The New School's (TNS) Campus Suicide Prevention Project is a suicide prevention and mental health awareness initiative that brings together the university's Provost's Office, Counseling Services, Wellness/Health Education, Student Advocacy, the Department of Psychology, and four community partners to increase the university's capacity to prevent student suicide and promote mental health within the student population through training, services, and awareness events. TNS is a large, urban private university with an AY2020-2022 student enrollment of 10,247, in which the vast majority (72%) was undergraduates. The student population is diverse with 36.6% identifying as LGBTQIA+, 32% international students, and 30% Black, Indigenous, People of Color (BIPOC).
Based on Spring 2019 NCHA data, over 75% of TNS students experience overwhelming anxiety, almost 80% feel hopelessness, overwhelmed, exhaustion, loneliness, and sadness, over 15% considered suicide or engaged in self-injury, and 2.4% attempted suicide, with these data even more for students identifying LGBTQIA+, BIPOC, and food/housing insecure. Despite the large numbers of students experiencing significant mental health and suicidal issues, only 20% of them sought counseling services in 2020-2021.
The Project's goals are summarized to: (a) bring together fragmented services and programs identified in the needs section under the unifying Stepped Care 2.0 model, (b) address the needs of special populations (e.g., international, LGBTQIA+, food/housing insecure, BIPOC), (c) increase ways for students to be peer-leaders and raise mental health and suicide prevention awareness, and (d) expand the number of gatekeepers to meet students where they are and provide them with multiple pathways to prevention and treatment services on- and off-campus designed to reduce the progression toward needing acute care and treatment as well as reduce suicides to zero. Project strategies include: (1) increasing campus infrastructure and collaboration with community behavioral healthcare providers; (2) developing a coordinated community mental health response plan; (3) providing gatekeeper and psychological first aid training to students, faculty, staff, and informal student supports (e.g., family member, non-roommate friends, significant other, roommate, etc.); (3) providing training and educational seminars promoting mental health and suicide prevention; (4) encouraging voluntary mental health and substance abuse screenings and assessments; and (5) reducing stigma through outreach and peer-led activities to increase help-seeking behavior, particularly for students in special populations (e.g., international, LGBTQIA+, BIPOC students, first generation, food/housing insecure, etc.).

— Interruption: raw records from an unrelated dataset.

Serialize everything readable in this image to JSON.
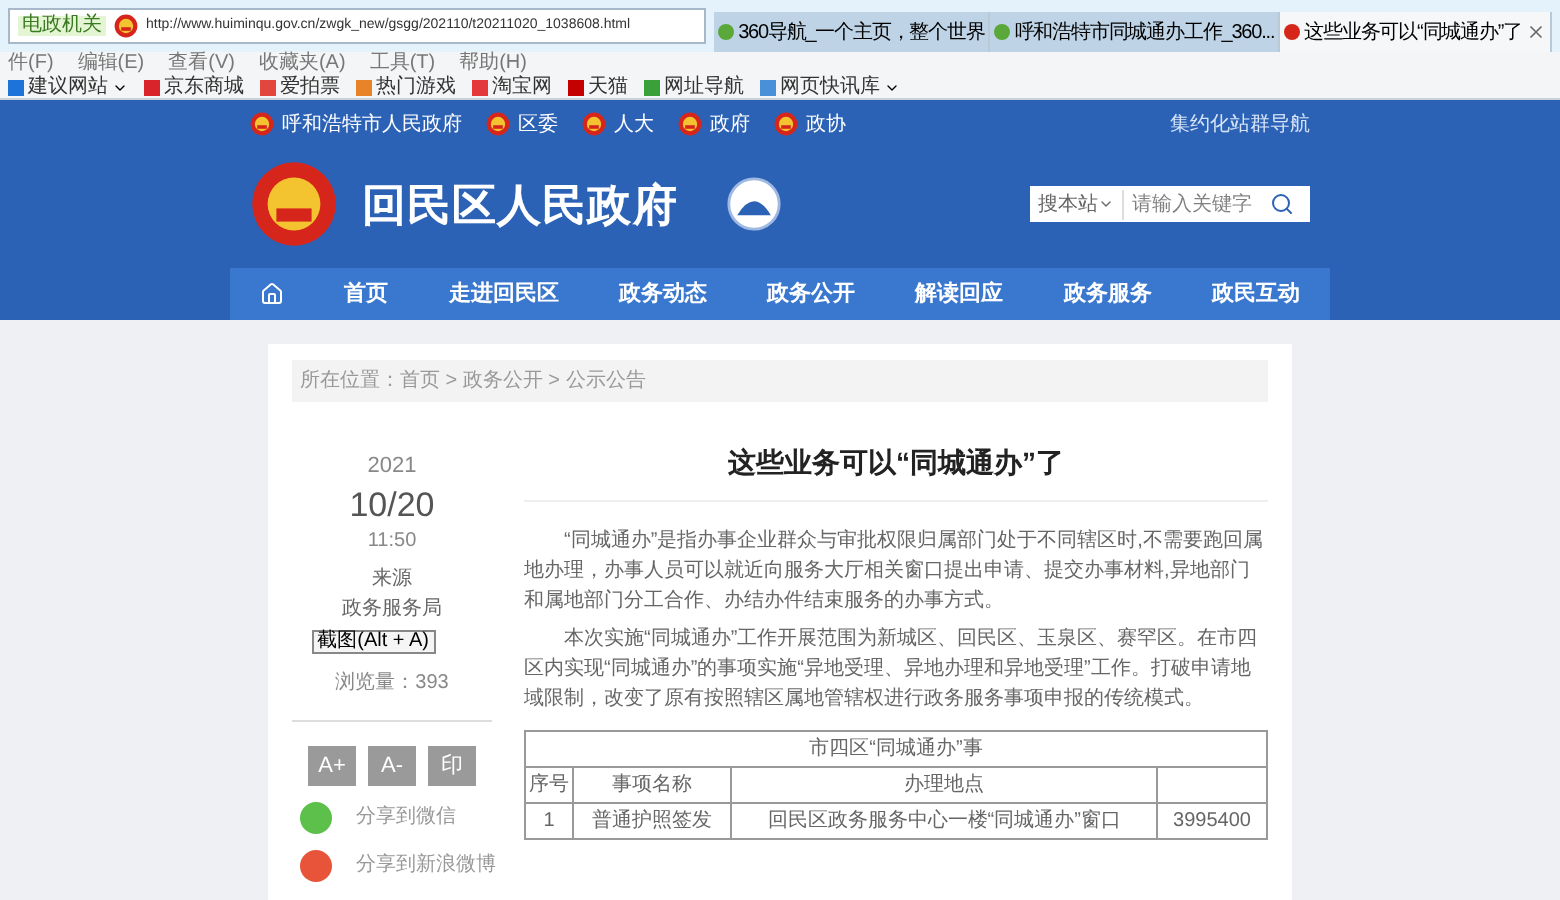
{
  "browser": {
    "address_badge": "电政机关",
    "url": "http://www.huiminqu.gov.cn/zwgk_new/gsgg/202110/t20211020_1038608.html",
    "tabs": [
      {
        "label": "360导航_一个主页，整个世界",
        "selected": false
      },
      {
        "label": "呼和浩特市同城通办工作_360...",
        "selected": false
      },
      {
        "label": "这些业务可以“同城通办”了",
        "selected": true
      }
    ],
    "menu": [
      "件(F)",
      "编辑(E)",
      "查看(V)",
      "收藏夹(A)",
      "工具(T)",
      "帮助(H)"
    ],
    "bookmarks": [
      {
        "label": "建议网站",
        "color": "#1e73d8",
        "dropdown": true
      },
      {
        "label": "京东商城",
        "color": "#d9242b",
        "dropdown": false
      },
      {
        "label": "爱拍票",
        "color": "#e2463c",
        "dropdown": false
      },
      {
        "label": "热门游戏",
        "color": "#e8832a",
        "dropdown": false
      },
      {
        "label": "淘宝网",
        "color": "#e4393c",
        "dropdown": false
      },
      {
        "label": "天猫",
        "color": "#c40000",
        "dropdown": false
      },
      {
        "label": "网址导航",
        "color": "#3aa13a",
        "dropdown": false
      },
      {
        "label": "网页快讯库",
        "color": "#4a90d9",
        "dropdown": true
      }
    ]
  },
  "site": {
    "top_links": [
      "呼和浩特市人民政府",
      "区委",
      "人大",
      "政府",
      "政协"
    ],
    "site_nav": "集约化站群导航",
    "title": "回民区人民政府",
    "search": {
      "scope": "搜本站",
      "placeholder": "请输入关键字"
    },
    "nav": [
      "首页",
      "走进回民区",
      "政务动态",
      "政务公开",
      "解读回应",
      "政务服务",
      "政民互动"
    ]
  },
  "article": {
    "breadcrumb": "所在位置：首页 > 政务公开 > 公示公告",
    "year": "2021",
    "date": "10/20",
    "time": "11:50",
    "source_label": "来源",
    "source": "政务服务局",
    "views": "浏览量：393",
    "tooltip": "截图(Alt + A)",
    "tools": [
      "A+",
      "A-",
      "印"
    ],
    "share": [
      {
        "kind": "wechat",
        "label": "分享到微信"
      },
      {
        "kind": "weibo",
        "label": "分享到新浪微博"
      }
    ],
    "title": "这些业务可以“同城通办”了",
    "paragraphs": [
      "“同城通办”是指办事企业群众与审批权限归属部门处于不同辖区时,不需要跑回属地办理，办事人员可以就近向服务大厅相关窗口提出申请、提交办事材料,异地部门和属地部门分工合作、办结办件结束服务的办事方式。",
      "本次实施“同城通办”工作开展范围为新城区、回民区、玉泉区、赛罕区。在市四区内实现“同城通办”的事项实施“异地受理、异地办理和异地受理”工作。打破申请地域限制，改变了原有按照辖区属地管辖权进行政务服务事项申报的传统模式。"
    ],
    "table": {
      "caption": "市四区“同城通办”事",
      "columns": [
        "序号",
        "事项名称",
        "办理地点",
        ""
      ],
      "rows": [
        [
          "1",
          "普通护照签发",
          "回民区政务服务中心一楼“同城通办”窗口",
          "3995400"
        ]
      ]
    }
  }
}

Project objectives are: (1) Increase student engagement in stepped care mental health and suicide prevention treatment, services, and programming by 30% by the end of the project; (2) 80% of students, faculty, and staff will participate in mental health and suicide prevention training and education by the end of the project; (3) Increase the mental health and suicide prevention knowledge and skills of students, faculty, and staff between pre- and post-test by 50% by the end of the project; (4) Increase the number of students voluntarily participating in screenings and assessments by 50% by the end of the project. over baseline established in Year 1; and (5) Decrease students' mental health issues negatively impacting their academic and personal lives by 15% by the end of the project as measured by the NCHA and HMS surveys.
TNS expects to screen 1,000 students, faculty/staff in mental health and substance use, train 2,000 people in suicide awareness and prevention, and in collaboration with Counseling Services, provide no cost mental health services to 3,000 students per year. By project's end, TNS expects to have served 8,000 students, faculty/staff, and informal student supports.